FiveThirtyEight article

This week’s course content centered around the role of the media in shaping immigration attitudes. The material was especially focused on three concepts: agenda setting, priming, and framing, The readings, especially Adida, Dionne and Platas; Utych; Marshall and Shapiro; and Branton focus on the role of elite rhetoric in agenda setting, priming and framing. The readings show that elites can communicate through the media to directly affect attitudes on immigration. Work such as Jones and Martin shows that when elites cue the public that immigration is a priority, individual voters also vote with immigration in mind. Johanna, Brandon, and Abrajano show that the increase in framing immigration as a Latino issue leads to an increase in GOP partisanship among whites, while Valentino, Brader, and Jardina show that this framing has led whites to view “immigrant” as synonymous with “Latino”. 

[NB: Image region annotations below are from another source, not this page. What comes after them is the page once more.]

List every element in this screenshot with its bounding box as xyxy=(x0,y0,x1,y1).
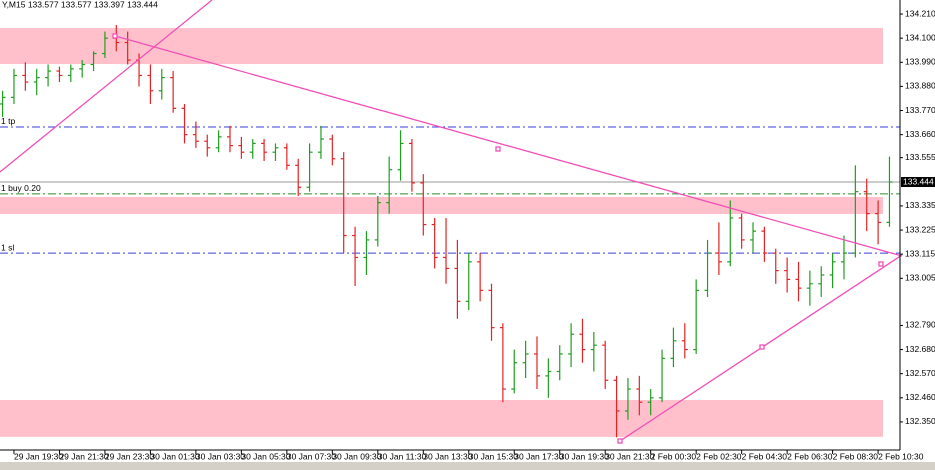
chart-title: Y,M15 133.577 133.577 133.397 133.444 xyxy=(2,0,158,9)
current-price-label: 133.444 xyxy=(903,176,934,186)
trendlines xyxy=(0,0,903,444)
axes: 134.210 134.100 133.990 133.880 133.770 133.6… xyxy=(13,8,935,461)
zone xyxy=(0,28,883,65)
level-label: 1 sl xyxy=(1,242,14,252)
x-tick-label: 30 Jan 01:30 xyxy=(150,451,199,461)
handle xyxy=(759,344,765,350)
trendline xyxy=(0,0,213,173)
x-tick-label: 30 Jan 13:30 xyxy=(423,451,472,461)
x-tick-label: 30 Jan 03:30 xyxy=(196,451,245,461)
x-tick-label: 29 Jan 21:30 xyxy=(59,451,108,461)
x-tick-label: 2 Feb 00:30 xyxy=(651,451,697,461)
x-tick-label: 29 Jan 19:30 xyxy=(14,451,63,461)
levels: 1 tp 1 buy 0.20 1 sl xyxy=(0,116,900,254)
level-label: 1 buy 0.20 xyxy=(1,183,41,193)
handle xyxy=(878,261,884,267)
y-tick-label: 133.770 xyxy=(905,105,935,115)
current-price-box xyxy=(901,177,935,188)
x-tick-label: 2 Feb 10:30 xyxy=(878,451,924,461)
zone xyxy=(0,196,883,215)
x-tick-label: 30 Jan 15:30 xyxy=(469,451,518,461)
handle xyxy=(495,146,501,152)
y-tick-label: 134.210 xyxy=(905,8,935,18)
x-tick-label: 30 Jan 19:30 xyxy=(560,451,609,461)
y-tick-label: 133.005 xyxy=(905,273,935,283)
x-tick-label: 30 Jan 07:30 xyxy=(287,451,336,461)
y-tick-label: 133.660 xyxy=(905,129,935,139)
y-tick-label: 133.115 xyxy=(905,248,935,258)
handle xyxy=(617,438,623,444)
trendline xyxy=(114,35,903,257)
x-tick-label: 2 Feb 08:30 xyxy=(833,451,879,461)
zones xyxy=(0,28,883,437)
x-tick-label: 30 Jan 05:30 xyxy=(241,451,290,461)
y-tick-label: 132.790 xyxy=(905,320,935,330)
level-label: 1 tp xyxy=(1,116,15,126)
y-tick-label: 134.100 xyxy=(905,32,935,42)
x-tick-label: 2 Feb 02:30 xyxy=(696,451,742,461)
y-tick-label: 133.225 xyxy=(905,224,935,234)
x-tick-label: 2 Feb 06:30 xyxy=(787,451,833,461)
x-tick-label: 2 Feb 04:30 xyxy=(742,451,788,461)
y-tick-label: 132.680 xyxy=(905,344,935,354)
x-tick-label: 30 Jan 09:30 xyxy=(332,451,381,461)
y-tick-label: 133.555 xyxy=(905,152,935,162)
x-tick-label: 30 Jan 11:30 xyxy=(378,451,427,461)
x-tick-label: 30 Jan 17:30 xyxy=(514,451,563,461)
zone xyxy=(0,400,883,437)
y-tick-label: 132.350 xyxy=(905,416,935,426)
x-tick-label: 29 Jan 23:30 xyxy=(105,451,154,461)
x-tick-label: 30 Jan 21:30 xyxy=(605,451,654,461)
tab-bar xyxy=(0,462,935,470)
y-tick-label: 133.335 xyxy=(905,200,935,210)
y-tick-label: 133.880 xyxy=(905,81,935,91)
bars xyxy=(0,25,893,438)
y-tick-label: 132.570 xyxy=(905,368,935,378)
handle xyxy=(112,33,118,39)
y-tick-label: 133.990 xyxy=(905,57,935,67)
y-tick-label: 132.460 xyxy=(905,392,935,402)
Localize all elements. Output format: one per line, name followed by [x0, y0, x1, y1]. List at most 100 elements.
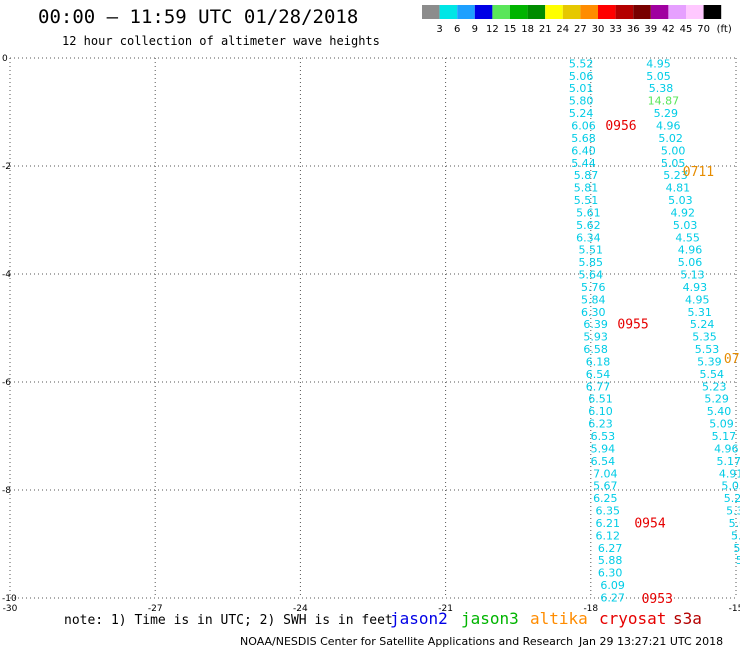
scale-tick-label: 21: [539, 24, 552, 35]
wave-height-label: 5.52: [569, 57, 594, 70]
wave-height-label: 5.54: [700, 368, 725, 381]
pass-time-label: 0953: [642, 592, 673, 607]
wave-height-label: 14.87: [648, 95, 680, 108]
scale-tick-label: 15: [504, 24, 517, 35]
wave-height-label: 5.03: [721, 480, 740, 493]
wave-height-label: 6.51: [588, 393, 613, 406]
x-tick-label: -18: [583, 604, 598, 614]
scale-swatch: [492, 5, 510, 19]
footer-credit: NOAA/NESDIS Center for Satellite Applica…: [240, 635, 574, 648]
wave-height-label: 5.51: [574, 194, 599, 207]
pass-time-label: 0956: [605, 119, 636, 134]
wave-height-label: 5.05: [646, 70, 671, 83]
wave-height-label: 5.94: [591, 442, 616, 455]
wave-height-label: 6.27: [598, 542, 623, 555]
scale-swatch: [598, 5, 616, 19]
pass-time-label: 0710: [724, 352, 740, 367]
wave-height-label: 5.85: [579, 256, 604, 269]
wave-height-label: 5.84: [581, 293, 606, 306]
wave-height-label: 5.17: [716, 455, 740, 468]
wave-height-label: 6.27: [600, 591, 625, 604]
wave-height-label: 5.02: [729, 517, 740, 530]
scale-tick-label: 3: [436, 24, 442, 35]
legend-jason2: jason2: [390, 609, 448, 628]
chart-subtitle: 12 hour collection of altimeter wave hei…: [62, 34, 380, 48]
x-tick-label: -30: [3, 604, 18, 614]
wave-height-label: 5.40: [707, 405, 732, 418]
legend-s3a: s3a: [673, 609, 702, 628]
wave-height-label: 5.31: [687, 306, 712, 319]
pass-time-label: 0711: [683, 165, 714, 180]
wave-height-label: 6.53: [591, 430, 616, 443]
y-tick-label: -2: [2, 162, 11, 172]
scale-swatch: [650, 5, 669, 19]
wave-height-label: 6.58: [583, 343, 608, 356]
wave-height-label: 6.40: [571, 144, 596, 157]
wave-height-label: 6.34: [576, 231, 601, 244]
wave-height-label: 4.95: [646, 57, 671, 70]
wave-height-label: 5.23: [702, 380, 727, 393]
wave-height-label: 5.81: [574, 182, 599, 195]
wave-height-label: 5.68: [571, 132, 596, 145]
footer-timestamp: Jan 29 13:27:21 UTC 2018: [579, 635, 724, 648]
wave-height-label: 6.77: [586, 380, 611, 393]
y-tick-label: -4: [2, 270, 11, 280]
wave-height-label: 4.93: [683, 281, 708, 294]
wave-height-label: 5.93: [583, 331, 608, 344]
scale-swatch: [686, 5, 704, 19]
scale-swatch: [615, 5, 634, 19]
wave-height-label: 6.54: [586, 368, 611, 381]
scale-swatch: [527, 5, 546, 19]
wave-height-label: 5.38: [649, 82, 674, 95]
wave-height-label: 7.04: [593, 467, 618, 480]
chart-title: 00:00 – 11:59 UTC 01/28/2018: [38, 6, 359, 28]
scale-swatch: [703, 5, 722, 19]
wave-height-label: 5.88: [598, 554, 623, 567]
pass-time-label: 0955: [617, 318, 648, 333]
scale-tick-label: 27: [574, 24, 587, 35]
wave-height-label: 4.96: [714, 442, 739, 455]
x-tick-label: -15: [729, 604, 740, 614]
scale-tick-label: 6: [454, 24, 460, 35]
scale-swatch: [580, 5, 598, 19]
wave-height-label: 4.96: [678, 244, 703, 257]
scale-tick-label: 30: [592, 24, 605, 35]
x-tick-label: -21: [438, 604, 453, 614]
scale-tick-label: 9: [472, 24, 478, 35]
scale-swatch: [545, 5, 563, 19]
scale-tick-label: 12: [486, 24, 499, 35]
y-tick-label: -10: [2, 594, 17, 604]
scale-tick-label: 18: [521, 24, 534, 35]
scale-swatch: [668, 5, 686, 19]
wave-height-label: 5.13: [680, 269, 705, 282]
wave-height-label: 6.39: [583, 318, 608, 331]
scale-swatch: [439, 5, 458, 19]
wave-height-label: 5.29: [654, 107, 679, 120]
legend-cryosat: cryosat: [599, 609, 667, 628]
scale-swatch: [457, 5, 475, 19]
wave-height-label: 5.00: [661, 144, 686, 157]
wave-height-label: 5.44: [571, 157, 596, 170]
wave-height-label: 5.87: [574, 169, 599, 182]
x-tick-label: -24: [293, 604, 308, 614]
wave-height-label: 5.51: [579, 244, 604, 257]
wave-height-label: 5.09: [709, 418, 734, 431]
wave-height-label: 6.12: [595, 529, 620, 542]
wave-height-label: 5.53: [695, 343, 720, 356]
wave-height-label: 6.18: [586, 355, 611, 368]
wave-height-label: 5.62: [576, 219, 601, 232]
legend-altika: altika: [530, 609, 588, 628]
wave-height-label: 6.25: [593, 492, 618, 505]
wave-height-label: 5.80: [569, 95, 594, 108]
wave-height-label: 5.05: [661, 157, 686, 170]
wave-height-label: 5.64: [579, 269, 604, 282]
color-scale-legend: 3 6 9 12 15 18 21 24 27 30 33 36 39 42 45 70 (ft): [422, 5, 732, 35]
scale-tick-label: 33: [609, 24, 622, 35]
scale-unit-label: (ft): [717, 24, 732, 35]
wave-height-label: 5.76: [736, 554, 740, 567]
wave-height-label: 5.24: [690, 318, 715, 331]
wave-height-label: 4.95: [685, 293, 710, 306]
wave-height-label: 5.06: [678, 256, 703, 269]
wave-height-label: 6.21: [595, 517, 620, 530]
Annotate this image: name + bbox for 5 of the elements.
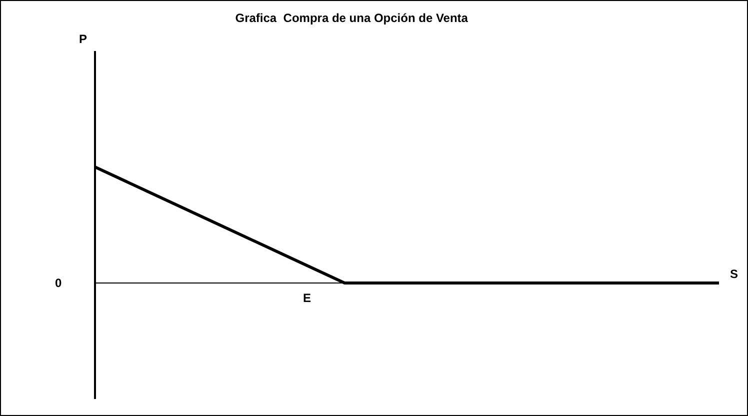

This article from FiveThirtyEight, “Trump Put Immigration Back in the Headlines. Will it Boost GOP Turnout?”, cuts right to the heart of the issues we have been covering this week. It discusses how Trump uses elite cues to frame immigrants as Latinos, criminals and terrorists in order to prime this issue as significant for elections. He is hoping to prime GOP voters in swing states with recent influxes of Latino immigration such as Arizona and Florida (in which Jones and Martin demonstrated immigration has greater salience) to vote in the midterms.

Trump mentions that “Middle Eastern terrorists” are in the caravan. Given that he uses this framing to create a negative view of immigrants in the caravan, do you think Valentino, Brader, and Jardina should have included “Middle Eastern” as a possible class of immigrants in their analysis?